WhisperXAPI is a real-time transcription and speaker diarization API built using OpenAI's Whisper, pyannote-audio, and FastAPI. The API supports both real-time audio streaming from a user's microphone and file uploads for transcription. It provides speaker-labeled transcriptions that are processed in real-time or from uploaded audio files.
- Real-time Transcription: Stream audio directly from a microphone for on-the-fly transcription.
- Speaker Diarization: Detect and label multiple speakers in the audio.
- File Upload: Upload audio files for batch transcription with speaker labels.
- GPU Support: Leverages GPU acceleration for faster processing (if available).
- Asynchronous API: Built with FastAPI for handling multiple concurrent requests efficiently.

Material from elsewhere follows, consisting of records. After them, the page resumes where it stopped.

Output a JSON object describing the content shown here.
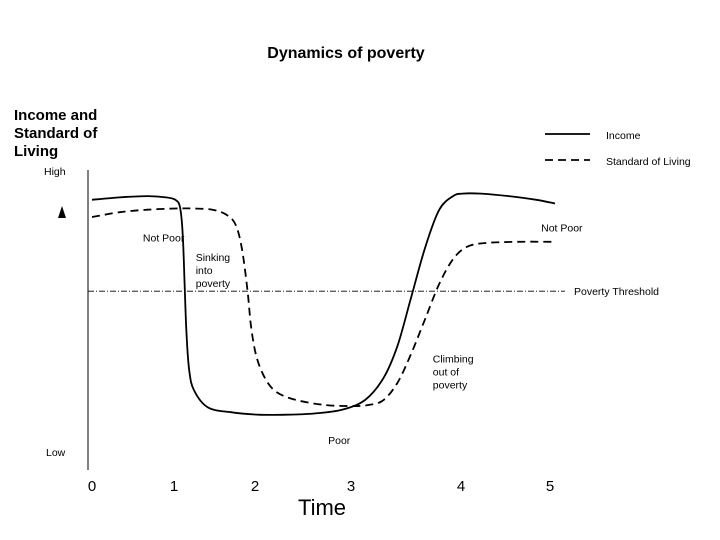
{
  "chart_data": {
    "type": "line",
    "title": "Dynamics of poverty",
    "ylabel_lines": [
      "Income and",
      "Standard of",
      "Living"
    ],
    "xlabel": "Time",
    "xticks": [
      "0",
      "1",
      "2",
      "3",
      "4",
      "5"
    ],
    "yticks": {
      "high": "High",
      "low": "Low"
    },
    "xlim": [
      0,
      5.3
    ],
    "ylim": [
      0,
      1
    ],
    "threshold": {
      "label": "Poverty Threshold",
      "y": 0.57
    },
    "series": [
      {
        "name": "Income",
        "style": "solid",
        "points": [
          [
            0,
            0.94
          ],
          [
            0.3,
            0.95
          ],
          [
            0.6,
            0.955
          ],
          [
            0.8,
            0.95
          ],
          [
            0.9,
            0.94
          ],
          [
            0.95,
            0.91
          ],
          [
            0.98,
            0.8
          ],
          [
            1.0,
            0.6
          ],
          [
            1.02,
            0.4
          ],
          [
            1.05,
            0.25
          ],
          [
            1.1,
            0.17
          ],
          [
            1.25,
            0.1
          ],
          [
            1.5,
            0.08
          ],
          [
            1.8,
            0.07
          ],
          [
            2.1,
            0.07
          ],
          [
            2.4,
            0.075
          ],
          [
            2.7,
            0.09
          ],
          [
            2.95,
            0.13
          ],
          [
            3.15,
            0.22
          ],
          [
            3.3,
            0.35
          ],
          [
            3.45,
            0.55
          ],
          [
            3.6,
            0.75
          ],
          [
            3.75,
            0.9
          ],
          [
            3.9,
            0.955
          ],
          [
            4.0,
            0.965
          ],
          [
            4.2,
            0.965
          ],
          [
            4.5,
            0.955
          ],
          [
            4.8,
            0.94
          ],
          [
            5.0,
            0.925
          ]
        ]
      },
      {
        "name": "Standard of Living",
        "style": "dashed",
        "points": [
          [
            0,
            0.87
          ],
          [
            0.3,
            0.89
          ],
          [
            0.6,
            0.9
          ],
          [
            0.9,
            0.905
          ],
          [
            1.1,
            0.905
          ],
          [
            1.3,
            0.9
          ],
          [
            1.45,
            0.88
          ],
          [
            1.55,
            0.84
          ],
          [
            1.62,
            0.74
          ],
          [
            1.68,
            0.57
          ],
          [
            1.72,
            0.42
          ],
          [
            1.78,
            0.3
          ],
          [
            1.88,
            0.21
          ],
          [
            2.0,
            0.16
          ],
          [
            2.2,
            0.13
          ],
          [
            2.5,
            0.11
          ],
          [
            2.8,
            0.105
          ],
          [
            3.0,
            0.11
          ],
          [
            3.15,
            0.13
          ],
          [
            3.3,
            0.2
          ],
          [
            3.45,
            0.32
          ],
          [
            3.6,
            0.46
          ],
          [
            3.75,
            0.6
          ],
          [
            3.9,
            0.7
          ],
          [
            4.05,
            0.75
          ],
          [
            4.25,
            0.765
          ],
          [
            4.6,
            0.77
          ],
          [
            5.0,
            0.77
          ]
        ]
      }
    ],
    "annotations": [
      {
        "key": "not_poor_left",
        "lines": [
          "Not Poor"
        ],
        "x": 0.55,
        "y": 0.82
      },
      {
        "key": "sinking",
        "lines": [
          "Sinking",
          "into",
          "poverty"
        ],
        "x": 1.12,
        "y": 0.74
      },
      {
        "key": "poor",
        "lines": [
          "Poor"
        ],
        "x": 2.55,
        "y": 0.0
      },
      {
        "key": "climbing",
        "lines": [
          "Climbing",
          "out of",
          "poverty"
        ],
        "x": 3.68,
        "y": 0.33
      },
      {
        "key": "not_poor_right",
        "lines": [
          "Not Poor"
        ],
        "x": 4.85,
        "y": 0.86
      }
    ],
    "grid": false,
    "legend_position": "top-right"
  }
}
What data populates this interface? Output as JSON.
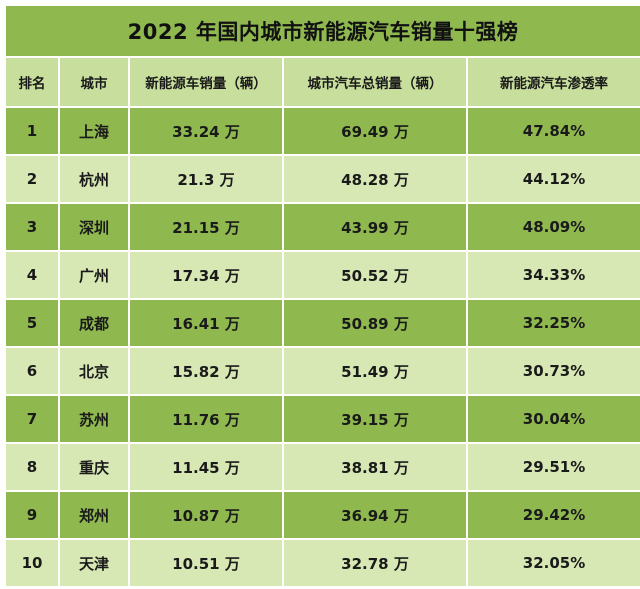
{
  "title": "2022 年国内城市新能源汽车销量十强榜",
  "headers": [
    "排名",
    "城市",
    "新能源车销量（辆）",
    "城市汽车总销量（辆）",
    "新能源汽车渗透率"
  ],
  "rows": [
    {
      "rank": "1",
      "city": "上海",
      "nev_sales": "33.24 万",
      "total_sales": "69.49 万",
      "penetration": "47.84%"
    },
    {
      "rank": "2",
      "city": "杭州",
      "nev_sales": "21.3 万",
      "total_sales": "48.28 万",
      "penetration": "44.12%"
    },
    {
      "rank": "3",
      "city": "深圳",
      "nev_sales": "21.15 万",
      "total_sales": "43.99 万",
      "penetration": "48.09%"
    },
    {
      "rank": "4",
      "city": "广州",
      "nev_sales": "17.34 万",
      "total_sales": "50.52 万",
      "penetration": "34.33%"
    },
    {
      "rank": "5",
      "city": "成都",
      "nev_sales": "16.41 万",
      "total_sales": "50.89 万",
      "penetration": "32.25%"
    },
    {
      "rank": "6",
      "city": "北京",
      "nev_sales": "15.82 万",
      "total_sales": "51.49 万",
      "penetration": "30.73%"
    },
    {
      "rank": "7",
      "city": "苏州",
      "nev_sales": "11.76 万",
      "total_sales": "39.15 万",
      "penetration": "30.04%"
    },
    {
      "rank": "8",
      "city": "重庆",
      "nev_sales": "11.45 万",
      "total_sales": "38.81 万",
      "penetration": "29.51%"
    },
    {
      "rank": "9",
      "city": "郑州",
      "nev_sales": "10.87 万",
      "total_sales": "36.94 万",
      "penetration": "29.42%"
    },
    {
      "rank": "10",
      "city": "天津",
      "nev_sales": "10.51 万",
      "total_sales": "32.78 万",
      "penetration": "32.05%"
    }
  ],
  "colors": {
    "title_bg": "#8fb94f",
    "header_bg": "#c8de9c",
    "row_dark": "#8fb94f",
    "row_light": "#d7e8b5",
    "border": "#ffffff"
  }
}
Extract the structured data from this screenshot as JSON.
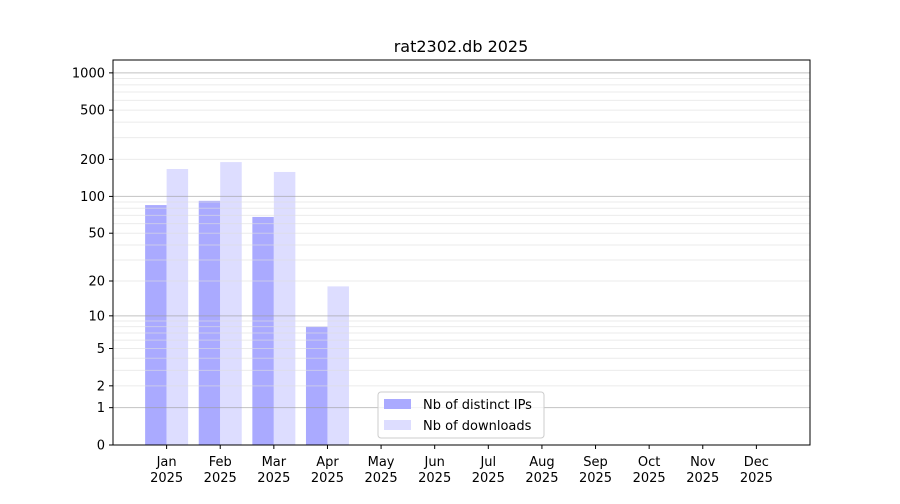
{
  "chart_data": {
    "type": "bar",
    "title": "rat2302.db 2025",
    "xlabel": "",
    "ylabel": "",
    "y_scale": "log10(1+y)",
    "ylim": [
      0,
      1270
    ],
    "yticks": [
      0,
      1,
      2,
      5,
      10,
      20,
      50,
      100,
      200,
      500,
      1000
    ],
    "grid": true,
    "legend_position": "bottom-center",
    "categories": [
      "Jan\n2025",
      "Feb\n2025",
      "Mar\n2025",
      "Apr\n2025",
      "May\n2025",
      "Jun\n2025",
      "Jul\n2025",
      "Aug\n2025",
      "Sep\n2025",
      "Oct\n2025",
      "Nov\n2025",
      "Dec\n2025"
    ],
    "series": [
      {
        "name": "Nb of distinct IPs",
        "color": "#aaaaff",
        "values": [
          85,
          92,
          68,
          8,
          0,
          0,
          0,
          0,
          0,
          0,
          0,
          0
        ]
      },
      {
        "name": "Nb of downloads",
        "color": "#ddddff",
        "values": [
          167,
          190,
          158,
          18,
          0,
          0,
          0,
          0,
          0,
          0,
          0,
          0
        ]
      }
    ]
  }
}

- Conda (Miniconda or Anaconda)
- Python 3.8+
- Git
- FFmpeg (optional, for audio handling)
-
Clone the repository:
git clone https://github.com/your-username/whisperxapi.git cd whisperxapi
-
Set up the Conda environment:
conda create -n whisperxapi_env python=3.8 conda activate whisperxapi_env
-
Install dependencies:
-
Install PyTorch with GPU support (if available):
conda install pytorch torchvision torchaudio cudatoolkit=11.3 -c pytorch
For CPU-only installations, use:
conda install pytorch torchvision torchaudio cpuonly -c pytorch
-
Install FastAPI, WhisperX, and pyannote-audio:
pip install fastapi uvicorn pip install git+https://github.com/m-bain/whisperX.git pip install pyannote-audio
-
Optionally, install FFmpeg for handling audio processing:
conda install -c conda-forge ffmpeg
-
-
Start the FastAPI server:
uvicorn main:app --reload
-
Access the API documentation: Once the server is running, navigate to
http://127.0.0.1:8000/docs
in your browser to interact with the API's Swagger-generated documentation.
- POST
/transcribe/stream
: Accepts audio streamed from the user's microphone and returns real-time transcription and diarization. - POST
/transcribe/upload
: Accepts uploaded audio files (e.g., WAV, MP3) for transcription and diarization.
You can use a tool like curl
to test the file upload functionality:
curl -X 'POST' \
'http://127.0.0.1:8000/transcribe/upload' \
-H 'accept: application/json' \
-H 'Content-Type: multipart/form-data' \
-F 'audio_file=@path_to_audio_file.wav'
WhisperXAPI can be used for various applications that require transcription and diarization, such as:
- Real-time transcription for meetings, lectures, or interviews.
- Automatic content creation for podcasts, videos, and other media.
- Customer support transcription for call centers.
whisperxapi/
├── main.py # Main FastAPI application
├── test_env.py # Environment test script
├── requirements.txt # Dependencies list
└── README.md # Project documentation
This project is licensed under the MIT License - see the LICENSE file for details.